When it comes to feedback, there's no right or wrong way to do it as longs as your comments are helpful (as per the TOS). You can mix and match the three types I've discussed, mix and match part three (punctuation, grammar, and word choice) or do something entirely different. Essay writers can get really comprehensive feedback when people use different methods, which is amazing!

Please feel free to leave comments - just don't critique my post, please! :). I'd love to hear your opinions on this thread. EF Admins, I hope this type of thread is okay with you Take care!

Hi Grace, it really is a nice thread that you have here, I just hope that most of the members read these useful tips. It is really unfortunate that, in fact, some of them are suspended from this remarkable forum because of meaningless and less helpful feedback. This guidance will also be helpful for those who are still unfamiliar about how to give helpful essay suggestions or critiques.

However, in the last part I have seen that you have wondered why did I mention FANBOYS for several times while correcting someone's essay. That is because I have read them from Academic Writing Skill 1 Student's Book written by Peter Chin et al. , published by Cambridge University Press in 2012 page 22-23. Therefore, I've keep suggesting them to avoid using that if it is related to an admission letter, formal essay, scholarship essay, and any other formal/academic writing essay formats.

Additionally, I reckon that contributors can remind someone if he/she has posted a meaningless feedback or inappropriate post before EF admins take a serious action towards them to temporarily or even permanently suspend his/her account. At least, contributors' warning would be his or her guidance for their future posts to create helpful essay suggestions or critiques.

At last but not least, I would like to say thank you very much for creating such an interesting and helpful thread for all members in this forum. :)
Aug 6, 2016   #3
Hey there Mochtar! Thanks for your response! :) I wish we had an official thread like this that was linked at the bottom, in the TOS, or somewhere on the site.

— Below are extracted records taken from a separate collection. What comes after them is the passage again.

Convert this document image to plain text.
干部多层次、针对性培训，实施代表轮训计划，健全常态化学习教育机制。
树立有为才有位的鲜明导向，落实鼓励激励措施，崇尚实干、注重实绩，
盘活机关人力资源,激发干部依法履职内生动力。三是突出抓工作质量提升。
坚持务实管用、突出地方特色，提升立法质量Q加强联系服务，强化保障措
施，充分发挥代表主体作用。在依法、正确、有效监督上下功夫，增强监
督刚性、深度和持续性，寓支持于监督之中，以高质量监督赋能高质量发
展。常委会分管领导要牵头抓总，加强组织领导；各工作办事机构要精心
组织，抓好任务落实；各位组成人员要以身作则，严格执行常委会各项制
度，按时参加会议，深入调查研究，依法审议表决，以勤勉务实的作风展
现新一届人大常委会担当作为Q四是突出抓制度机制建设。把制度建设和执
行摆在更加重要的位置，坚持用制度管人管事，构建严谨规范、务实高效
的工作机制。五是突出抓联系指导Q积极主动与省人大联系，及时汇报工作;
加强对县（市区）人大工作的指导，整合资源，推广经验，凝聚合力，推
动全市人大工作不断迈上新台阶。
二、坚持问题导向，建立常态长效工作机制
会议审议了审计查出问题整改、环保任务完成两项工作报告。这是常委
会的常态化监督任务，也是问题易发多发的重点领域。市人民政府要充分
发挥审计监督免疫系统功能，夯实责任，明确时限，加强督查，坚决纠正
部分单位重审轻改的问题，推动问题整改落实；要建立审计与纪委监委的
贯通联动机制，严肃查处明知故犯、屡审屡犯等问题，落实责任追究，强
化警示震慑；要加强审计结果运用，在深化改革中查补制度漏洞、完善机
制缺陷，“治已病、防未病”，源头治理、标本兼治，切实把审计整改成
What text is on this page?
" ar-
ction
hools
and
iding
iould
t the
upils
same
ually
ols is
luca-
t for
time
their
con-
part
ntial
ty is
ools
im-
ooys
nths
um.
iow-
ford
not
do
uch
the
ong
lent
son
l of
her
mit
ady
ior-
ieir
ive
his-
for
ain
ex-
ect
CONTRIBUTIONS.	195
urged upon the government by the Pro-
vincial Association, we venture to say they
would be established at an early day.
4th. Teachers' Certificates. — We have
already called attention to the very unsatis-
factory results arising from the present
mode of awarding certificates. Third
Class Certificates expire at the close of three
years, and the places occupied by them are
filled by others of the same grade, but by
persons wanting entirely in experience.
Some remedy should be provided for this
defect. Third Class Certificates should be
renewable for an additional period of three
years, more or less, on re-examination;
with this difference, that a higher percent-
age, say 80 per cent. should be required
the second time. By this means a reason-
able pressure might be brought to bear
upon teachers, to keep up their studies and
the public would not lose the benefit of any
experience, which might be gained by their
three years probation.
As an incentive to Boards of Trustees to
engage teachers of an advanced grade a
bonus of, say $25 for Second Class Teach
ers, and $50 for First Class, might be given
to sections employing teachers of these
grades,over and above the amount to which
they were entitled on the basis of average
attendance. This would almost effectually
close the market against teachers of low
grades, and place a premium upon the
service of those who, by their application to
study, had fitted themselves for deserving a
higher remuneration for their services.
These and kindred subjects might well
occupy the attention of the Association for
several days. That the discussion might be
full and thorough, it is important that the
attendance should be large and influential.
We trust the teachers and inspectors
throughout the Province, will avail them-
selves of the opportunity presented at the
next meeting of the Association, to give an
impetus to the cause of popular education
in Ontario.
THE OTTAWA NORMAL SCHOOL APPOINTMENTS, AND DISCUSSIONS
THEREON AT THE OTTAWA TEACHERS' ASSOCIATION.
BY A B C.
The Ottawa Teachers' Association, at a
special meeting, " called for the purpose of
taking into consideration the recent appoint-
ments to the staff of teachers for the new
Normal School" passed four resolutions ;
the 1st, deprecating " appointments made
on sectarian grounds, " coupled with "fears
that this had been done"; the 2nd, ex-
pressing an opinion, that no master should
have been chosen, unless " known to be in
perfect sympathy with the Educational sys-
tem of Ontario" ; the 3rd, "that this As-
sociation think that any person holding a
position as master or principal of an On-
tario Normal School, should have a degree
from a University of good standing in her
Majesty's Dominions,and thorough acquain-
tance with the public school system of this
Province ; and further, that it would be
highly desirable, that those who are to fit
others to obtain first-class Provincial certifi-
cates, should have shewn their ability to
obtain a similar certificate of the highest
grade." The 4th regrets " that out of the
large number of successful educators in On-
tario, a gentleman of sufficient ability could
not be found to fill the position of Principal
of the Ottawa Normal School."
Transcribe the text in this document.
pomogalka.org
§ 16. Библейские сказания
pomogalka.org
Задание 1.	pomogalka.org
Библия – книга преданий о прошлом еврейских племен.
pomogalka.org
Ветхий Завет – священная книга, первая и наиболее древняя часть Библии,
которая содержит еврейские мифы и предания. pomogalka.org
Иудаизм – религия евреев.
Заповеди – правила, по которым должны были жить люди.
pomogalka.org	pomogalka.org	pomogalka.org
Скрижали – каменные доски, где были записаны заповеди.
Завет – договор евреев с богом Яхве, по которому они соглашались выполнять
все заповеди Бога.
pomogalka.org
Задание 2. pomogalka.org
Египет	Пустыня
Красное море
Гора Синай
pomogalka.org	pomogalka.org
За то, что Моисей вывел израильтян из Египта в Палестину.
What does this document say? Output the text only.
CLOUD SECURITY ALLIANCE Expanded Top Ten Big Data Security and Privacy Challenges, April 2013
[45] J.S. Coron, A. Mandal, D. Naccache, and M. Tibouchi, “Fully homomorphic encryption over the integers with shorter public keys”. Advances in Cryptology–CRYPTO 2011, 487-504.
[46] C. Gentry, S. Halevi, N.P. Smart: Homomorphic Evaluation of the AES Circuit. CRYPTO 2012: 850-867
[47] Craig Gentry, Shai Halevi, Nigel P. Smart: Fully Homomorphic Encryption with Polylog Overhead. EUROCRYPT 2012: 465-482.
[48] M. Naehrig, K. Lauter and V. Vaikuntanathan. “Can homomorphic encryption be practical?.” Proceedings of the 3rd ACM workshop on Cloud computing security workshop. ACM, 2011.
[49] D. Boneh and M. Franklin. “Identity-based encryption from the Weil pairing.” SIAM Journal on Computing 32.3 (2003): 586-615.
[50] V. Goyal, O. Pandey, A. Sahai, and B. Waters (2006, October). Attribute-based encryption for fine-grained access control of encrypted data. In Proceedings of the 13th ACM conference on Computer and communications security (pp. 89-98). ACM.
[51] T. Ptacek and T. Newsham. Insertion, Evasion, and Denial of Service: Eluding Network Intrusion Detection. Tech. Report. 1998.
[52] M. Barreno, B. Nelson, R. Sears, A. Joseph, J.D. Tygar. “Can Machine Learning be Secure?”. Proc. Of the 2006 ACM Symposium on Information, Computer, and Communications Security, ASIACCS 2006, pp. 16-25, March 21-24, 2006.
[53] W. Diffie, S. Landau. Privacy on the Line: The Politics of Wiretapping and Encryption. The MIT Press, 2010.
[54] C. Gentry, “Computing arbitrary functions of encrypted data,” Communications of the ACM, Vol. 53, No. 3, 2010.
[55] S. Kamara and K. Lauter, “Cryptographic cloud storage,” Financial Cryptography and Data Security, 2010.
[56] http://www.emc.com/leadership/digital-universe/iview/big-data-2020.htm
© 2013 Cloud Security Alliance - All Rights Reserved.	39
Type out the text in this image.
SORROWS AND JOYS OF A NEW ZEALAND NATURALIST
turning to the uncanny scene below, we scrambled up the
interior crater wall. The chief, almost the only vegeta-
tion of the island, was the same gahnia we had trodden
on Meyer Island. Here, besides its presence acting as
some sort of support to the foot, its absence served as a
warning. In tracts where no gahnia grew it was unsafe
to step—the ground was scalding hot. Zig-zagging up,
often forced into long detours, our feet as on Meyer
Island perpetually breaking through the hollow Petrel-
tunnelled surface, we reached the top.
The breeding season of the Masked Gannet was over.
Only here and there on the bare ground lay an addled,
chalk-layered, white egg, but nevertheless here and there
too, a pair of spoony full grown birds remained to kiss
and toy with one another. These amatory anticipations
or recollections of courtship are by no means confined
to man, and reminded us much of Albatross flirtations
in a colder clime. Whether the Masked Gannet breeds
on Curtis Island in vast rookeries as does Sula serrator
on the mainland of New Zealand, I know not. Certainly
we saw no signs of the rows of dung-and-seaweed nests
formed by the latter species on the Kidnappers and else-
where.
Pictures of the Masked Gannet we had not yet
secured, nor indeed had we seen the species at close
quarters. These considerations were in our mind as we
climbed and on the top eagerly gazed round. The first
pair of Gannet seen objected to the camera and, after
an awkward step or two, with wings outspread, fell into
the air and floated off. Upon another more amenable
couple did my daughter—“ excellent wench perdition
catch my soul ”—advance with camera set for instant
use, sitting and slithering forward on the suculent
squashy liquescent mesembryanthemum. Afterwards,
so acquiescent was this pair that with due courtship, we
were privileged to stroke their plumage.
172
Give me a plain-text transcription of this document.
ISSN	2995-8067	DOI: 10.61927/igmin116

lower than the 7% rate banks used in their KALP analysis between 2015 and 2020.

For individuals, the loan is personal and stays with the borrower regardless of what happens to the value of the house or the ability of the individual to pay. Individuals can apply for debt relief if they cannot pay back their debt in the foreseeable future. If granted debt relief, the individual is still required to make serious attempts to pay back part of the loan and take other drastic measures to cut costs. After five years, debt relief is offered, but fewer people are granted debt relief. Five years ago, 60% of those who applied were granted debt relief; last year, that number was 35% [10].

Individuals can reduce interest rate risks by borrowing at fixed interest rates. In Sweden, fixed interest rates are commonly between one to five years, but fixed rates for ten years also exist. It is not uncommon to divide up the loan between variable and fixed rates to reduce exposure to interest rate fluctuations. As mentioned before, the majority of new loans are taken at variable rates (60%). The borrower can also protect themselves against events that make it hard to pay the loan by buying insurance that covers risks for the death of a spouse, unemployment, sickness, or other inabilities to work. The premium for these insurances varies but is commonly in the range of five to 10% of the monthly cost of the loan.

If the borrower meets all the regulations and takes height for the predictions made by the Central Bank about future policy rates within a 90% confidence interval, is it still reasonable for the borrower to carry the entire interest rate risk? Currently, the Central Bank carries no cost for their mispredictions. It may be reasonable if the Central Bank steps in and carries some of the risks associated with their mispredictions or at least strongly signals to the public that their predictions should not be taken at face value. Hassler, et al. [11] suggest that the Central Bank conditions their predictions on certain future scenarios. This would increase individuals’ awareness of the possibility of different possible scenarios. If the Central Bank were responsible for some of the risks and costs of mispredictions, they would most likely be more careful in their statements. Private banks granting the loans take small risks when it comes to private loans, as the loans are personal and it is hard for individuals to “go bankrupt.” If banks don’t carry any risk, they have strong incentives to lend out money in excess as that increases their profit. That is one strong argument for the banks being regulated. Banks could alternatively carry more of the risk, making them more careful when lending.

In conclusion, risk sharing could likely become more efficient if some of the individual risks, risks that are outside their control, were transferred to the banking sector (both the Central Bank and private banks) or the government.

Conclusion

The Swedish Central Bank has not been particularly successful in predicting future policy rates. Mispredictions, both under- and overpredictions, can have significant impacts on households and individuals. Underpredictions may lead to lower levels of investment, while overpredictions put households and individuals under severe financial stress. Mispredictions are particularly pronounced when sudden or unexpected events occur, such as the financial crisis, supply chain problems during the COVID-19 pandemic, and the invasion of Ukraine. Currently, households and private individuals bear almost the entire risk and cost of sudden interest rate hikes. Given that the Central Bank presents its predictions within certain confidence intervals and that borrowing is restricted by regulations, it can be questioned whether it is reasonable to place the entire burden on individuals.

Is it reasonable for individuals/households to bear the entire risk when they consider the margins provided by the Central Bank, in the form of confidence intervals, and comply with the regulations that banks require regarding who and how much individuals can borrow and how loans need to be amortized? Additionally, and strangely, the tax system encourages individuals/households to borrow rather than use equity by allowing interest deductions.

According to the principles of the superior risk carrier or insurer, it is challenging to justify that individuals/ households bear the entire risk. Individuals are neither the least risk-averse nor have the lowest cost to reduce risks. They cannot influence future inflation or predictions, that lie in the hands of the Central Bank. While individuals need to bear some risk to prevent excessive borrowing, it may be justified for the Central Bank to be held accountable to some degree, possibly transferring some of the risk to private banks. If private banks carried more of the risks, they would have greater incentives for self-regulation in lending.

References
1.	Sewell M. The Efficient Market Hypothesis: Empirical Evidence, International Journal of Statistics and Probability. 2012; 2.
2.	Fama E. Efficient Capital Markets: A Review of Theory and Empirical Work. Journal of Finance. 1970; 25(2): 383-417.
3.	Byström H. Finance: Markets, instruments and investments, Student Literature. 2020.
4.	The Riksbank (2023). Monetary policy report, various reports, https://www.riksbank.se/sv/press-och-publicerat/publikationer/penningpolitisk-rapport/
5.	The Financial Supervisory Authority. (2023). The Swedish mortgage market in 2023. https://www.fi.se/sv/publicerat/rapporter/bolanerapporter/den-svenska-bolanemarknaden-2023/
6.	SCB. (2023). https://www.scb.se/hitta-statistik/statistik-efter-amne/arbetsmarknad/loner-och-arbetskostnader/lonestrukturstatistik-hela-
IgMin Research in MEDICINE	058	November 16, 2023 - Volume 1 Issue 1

Hint hint, cough cough, EF Admin.

I just meant that the use of FANBOYS is something to consider when editing for word choice, as in, is the writer using too many of them. Maybe that was unclear? I didn't mean to say that they were not something that shouldn't be mentioned. I just never heard of this term before I came to EF, but I definitely think it's a useful thing to let people know if their usage is too overt.

Definitely a good idea for contributors to be on the lookout for unhelpful posts that may result in suspension. I think it's also a really good idea for us to bounce our feedback off of each other, like if you comment on something I might agree with you or focus my feedback on something you didn't mention.
Hi Katheryn, thank you for acknowledging my work on welcoming students and writers alike, here on EF, indeed, it is like an icebreaker that gives a warm welcome to anyone who are first timers on this website.

This thread will absolutely help a lot of contributors who leaves feedback on the writing projects that is posted on the website.

Now, there may not be a well defined guideline as to how or what feedback to leave on writing projects, however, you can be rest assured that, a verification committee from the admin side are hard at work, in making sure that each and every feedback we leave are valuable, accurate and useful in order to further the essay and to hone the skills of the writer as well as to develop their mastery of the English language.

Furthermore, should you have any feedback to address to the EF Admin and you wish it to be private, you can contact them directly by using the link below that says, "Contact", this is the quickest link you can, in order for you to address concerns such as above.Nevertheless, it is a very timely thread and yes, I hope a lot of readers and writers read this thread!